Electricity costs and processing power requirements continued to increase, however, and soon hardware experts were creating field-programmable gate-arrays (FPGAs). FPGAs are essentially custom built hardware created specifically for mining Bitcoins. They feature ample power but consume low amounts of energy. Even so, FPGA’s quickly became inadequate and eventually computer hardware companies began producing BitCoin mining specific chips, referred to as ASICs, for the sole purpose of mining. ASICs represent the theoretical limit of Bitcoin mining hardware and are designed from the ground up to be powerful, but to consume little electricity. Both of these pieces of hardware are difficult to explain, but it suffices to say that they are powerful and energy efficient electricity.

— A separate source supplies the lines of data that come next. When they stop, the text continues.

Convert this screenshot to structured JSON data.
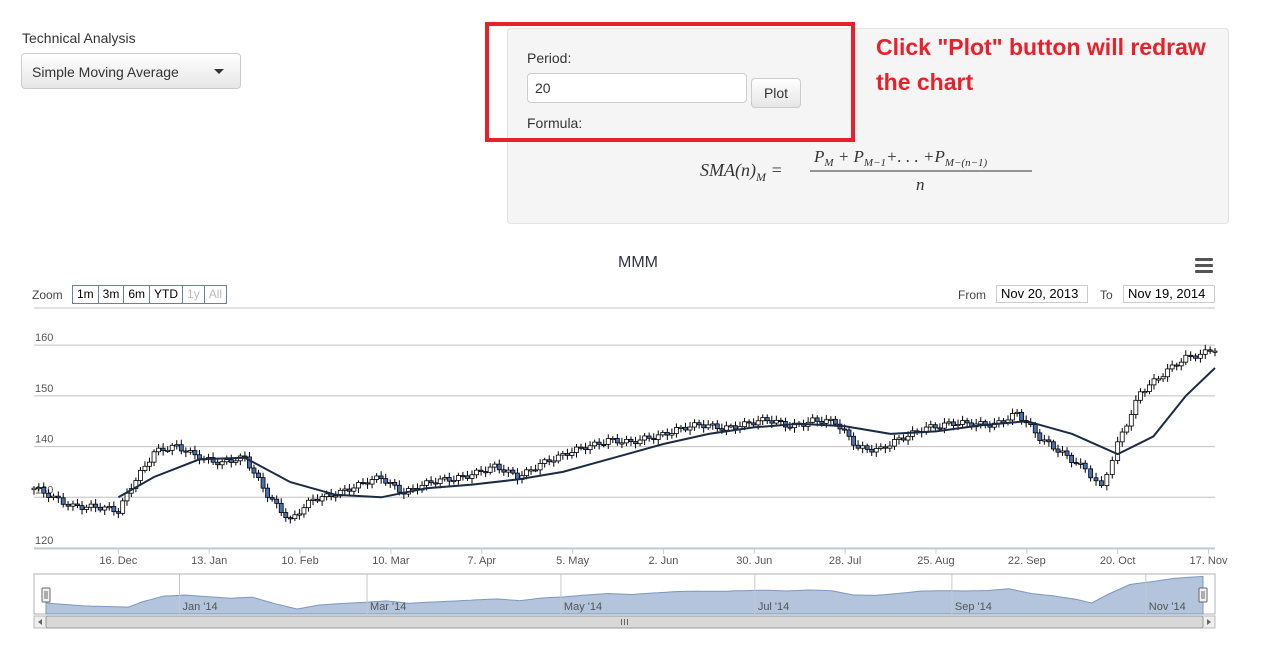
{
  "technical_analysis": {
    "label": "Technical Analysis",
    "selected": "Simple Moving Average"
  },
  "params": {
    "period_label": "Period:",
    "period_value": "20",
    "plot_button": "Plot",
    "formula_label": "Formula:"
  },
  "annotation": "Click \"Plot\" button will redraw the chart",
  "toolbar": {
    "zoom_label": "Zoom",
    "zoom_buttons": [
      "1m",
      "3m",
      "6m",
      "YTD",
      "1y",
      "All"
    ],
    "from_label": "From",
    "from_value": "Nov 20, 2013",
    "to_label": "To",
    "to_value": "Nov 19, 2014"
  },
  "colors": {
    "up_candle": "#ffffff",
    "down_candle": "#4a6fb5",
    "candle_outline": "#000000",
    "sma_line": "#1c2b44",
    "navigator_fill": "#b3c4dc",
    "navigator_line": "#7d97bf",
    "annotation": "#e8202a"
  },
  "chart_data": {
    "type": "candlestick",
    "title": "MMM",
    "ylim": [
      120,
      162
    ],
    "y_ticks": [
      120,
      130,
      140,
      150,
      160
    ],
    "y_tick_labels": [
      "120",
      "130",
      "140",
      "150",
      "160"
    ],
    "x_range": [
      "2013-11-20",
      "2014-11-19"
    ],
    "x_tick_dates": [
      "2013-12-16",
      "2014-01-13",
      "2014-02-10",
      "2014-03-10",
      "2014-04-07",
      "2014-05-05",
      "2014-06-02",
      "2014-06-30",
      "2014-07-28",
      "2014-08-25",
      "2014-09-22",
      "2014-10-20",
      "2014-11-17"
    ],
    "x_tick_labels": [
      "16. Dec",
      "13. Jan",
      "10. Feb",
      "10. Mar",
      "7. Apr",
      "5. May",
      "2. Jun",
      "30. Jun",
      "28. Jul",
      "25. Aug",
      "22. Sep",
      "20. Oct",
      "17. Nov"
    ],
    "close_series": [
      [
        "2013-11-20",
        131.5
      ],
      [
        "2013-12-02",
        128.5
      ],
      [
        "2013-12-16",
        127.2
      ],
      [
        "2013-12-20",
        132.5
      ],
      [
        "2013-12-27",
        138.8
      ],
      [
        "2014-01-03",
        139.8
      ],
      [
        "2014-01-10",
        138.2
      ],
      [
        "2014-01-17",
        136.6
      ],
      [
        "2014-01-24",
        137.6
      ],
      [
        "2014-01-31",
        130.8
      ],
      [
        "2014-02-07",
        125.2
      ],
      [
        "2014-02-14",
        129.5
      ],
      [
        "2014-02-21",
        131.0
      ],
      [
        "2014-02-28",
        132.2
      ],
      [
        "2014-03-07",
        133.8
      ],
      [
        "2014-03-14",
        131.2
      ],
      [
        "2014-03-21",
        132.5
      ],
      [
        "2014-03-28",
        133.5
      ],
      [
        "2014-04-04",
        134.8
      ],
      [
        "2014-04-11",
        135.8
      ],
      [
        "2014-04-18",
        134.0
      ],
      [
        "2014-04-25",
        136.8
      ],
      [
        "2014-05-02",
        138.0
      ],
      [
        "2014-05-09",
        140.0
      ],
      [
        "2014-05-16",
        141.5
      ],
      [
        "2014-05-23",
        140.5
      ],
      [
        "2014-05-30",
        142.0
      ],
      [
        "2014-06-06",
        143.5
      ],
      [
        "2014-06-13",
        144.0
      ],
      [
        "2014-06-20",
        143.8
      ],
      [
        "2014-06-27",
        144.5
      ],
      [
        "2014-07-04",
        145.0
      ],
      [
        "2014-07-11",
        144.2
      ],
      [
        "2014-07-18",
        145.2
      ],
      [
        "2014-07-25",
        144.5
      ],
      [
        "2014-08-01",
        140.0
      ],
      [
        "2014-08-08",
        139.5
      ],
      [
        "2014-08-15",
        141.5
      ],
      [
        "2014-08-22",
        144.0
      ],
      [
        "2014-08-29",
        144.5
      ],
      [
        "2014-09-05",
        144.2
      ],
      [
        "2014-09-12",
        144.6
      ],
      [
        "2014-09-19",
        146.5
      ],
      [
        "2014-09-26",
        141.5
      ],
      [
        "2014-10-03",
        139.0
      ],
      [
        "2014-10-10",
        135.5
      ],
      [
        "2014-10-15",
        131.5
      ],
      [
        "2014-10-20",
        140.5
      ],
      [
        "2014-10-27",
        151.0
      ],
      [
        "2014-11-03",
        154.0
      ],
      [
        "2014-11-10",
        157.5
      ],
      [
        "2014-11-19",
        159.5
      ]
    ],
    "sma_series": [
      [
        "2013-12-16",
        130.0
      ],
      [
        "2013-12-27",
        134.0
      ],
      [
        "2014-01-10",
        137.5
      ],
      [
        "2014-01-24",
        137.8
      ],
      [
        "2014-02-07",
        133.0
      ],
      [
        "2014-02-21",
        130.5
      ],
      [
        "2014-03-07",
        130.0
      ],
      [
        "2014-03-21",
        131.8
      ],
      [
        "2014-04-04",
        132.5
      ],
      [
        "2014-04-18",
        133.5
      ],
      [
        "2014-05-02",
        135.0
      ],
      [
        "2014-05-16",
        137.5
      ],
      [
        "2014-06-02",
        140.5
      ],
      [
        "2014-06-16",
        142.5
      ],
      [
        "2014-06-30",
        143.8
      ],
      [
        "2014-07-14",
        144.5
      ],
      [
        "2014-07-28",
        144.0
      ],
      [
        "2014-08-11",
        142.5
      ],
      [
        "2014-08-25",
        143.0
      ],
      [
        "2014-09-08",
        144.2
      ],
      [
        "2014-09-22",
        145.0
      ],
      [
        "2014-10-06",
        142.5
      ],
      [
        "2014-10-20",
        138.5
      ],
      [
        "2014-10-31",
        142.0
      ],
      [
        "2014-11-10",
        150.0
      ],
      [
        "2014-11-19",
        155.5
      ]
    ],
    "navigator": {
      "x_labels": [
        "Jan '14",
        "Mar '14",
        "May '14",
        "Jul '14",
        "Sep '14",
        "Nov '14"
      ],
      "x_label_dates": [
        "2014-01-01",
        "2014-03-01",
        "2014-05-01",
        "2014-07-01",
        "2014-09-01",
        "2014-11-01"
      ]
    }
  }
}
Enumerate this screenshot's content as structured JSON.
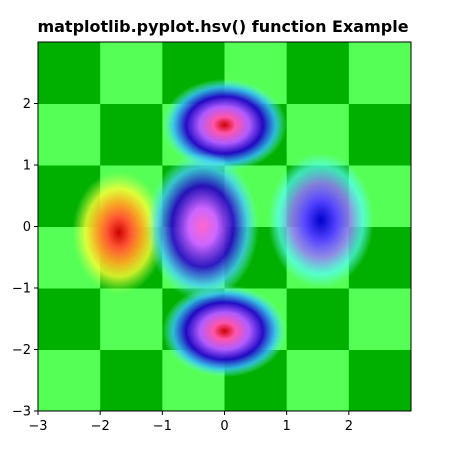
{
  "chart_data": {
    "type": "heatmap",
    "title": "matplotlib.pyplot.hsv() function Example",
    "colormap": "hsv",
    "xlabel": "",
    "ylabel": "",
    "xlim": [
      -3,
      3
    ],
    "ylim": [
      -3,
      3
    ],
    "x_ticks": [
      -3,
      -2,
      -1,
      0,
      1,
      2
    ],
    "y_ticks": [
      -3,
      -2,
      -1,
      0,
      1,
      2
    ],
    "x_tick_labels": [
      "−3",
      "−2",
      "−1",
      "0",
      "1",
      "2"
    ],
    "y_tick_labels": [
      "−3",
      "−2",
      "−1",
      "0",
      "1",
      "2"
    ],
    "checkerboard": {
      "cell_size": 1,
      "colors": [
        "#00b000",
        "#55ff55"
      ]
    },
    "gaussian_field": {
      "function": "exp(-(x^2+y^2)) smooth overlay",
      "peaks": [
        {
          "x": 0,
          "y": 1.65,
          "shape": "ring"
        },
        {
          "x": 0,
          "y": -1.7,
          "shape": "ring"
        },
        {
          "x": -1.7,
          "y": -0.1,
          "shape": "peak"
        },
        {
          "x": -0.35,
          "y": 0,
          "shape": "ring"
        },
        {
          "x": 1.55,
          "y": 0.1,
          "shape": "ring"
        }
      ]
    },
    "grid": false,
    "legend": "none"
  }
}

One of the most important functions of Bitcoin mining is that it ties the currency to an actual value. Currently, most currencies are made up of only paper or cheap metals without any gold, silver, or other form of backing. Not only that, but Central Banks can create new money at will. In a sense, most currencies only have value because we believe they do. By tying Bitcoins to solving complex equations, mining instills a certain inherent value within the coins. At the very least, Bitcoin mining ensures that coins must actually be created through a process that requires effort and input, whereas Central Banks can simply create as much money as they want.
Further, there are only 21 million Bitcoins available to be mined. Currently, experts estimate that about half of all Bitcoins have been successfully mined. The mining system is designed to allow an equation to be solved in ten minutes on average. Every four years, however, the number of Bitcoins awarded per successful block mined will be cut in half. This will slow the flow of Bitcoins into the market substantially.
So should you get involved in Bitcoin mining? Truthfully, unless you intend to invest the thousands of dollars it now requires to buy the proper equipment, mining probably isn’t worth it. At this stage, only serious companies or individuals with large stockpiles of capital will have the funds to buy the powerful and energy efficient equipment needed to solve the complex equations.
And if you are thinking about investing in the equipment, you should be warned: it’s a high risk investment. The proper hardware can now cost 20,000 dollars or more and competition to mine coins is increasing. Not only that, but Bitcoins are such a novel form of currency that no one is really sure how much they are actually worth. Bitcoin exchange markets have seen wild swings, surging to over 250 dollars per coin, before plummeting back to less than $100 dollars within a matter of days. So before you invest your life’s savings, you should take some time to conduct further research.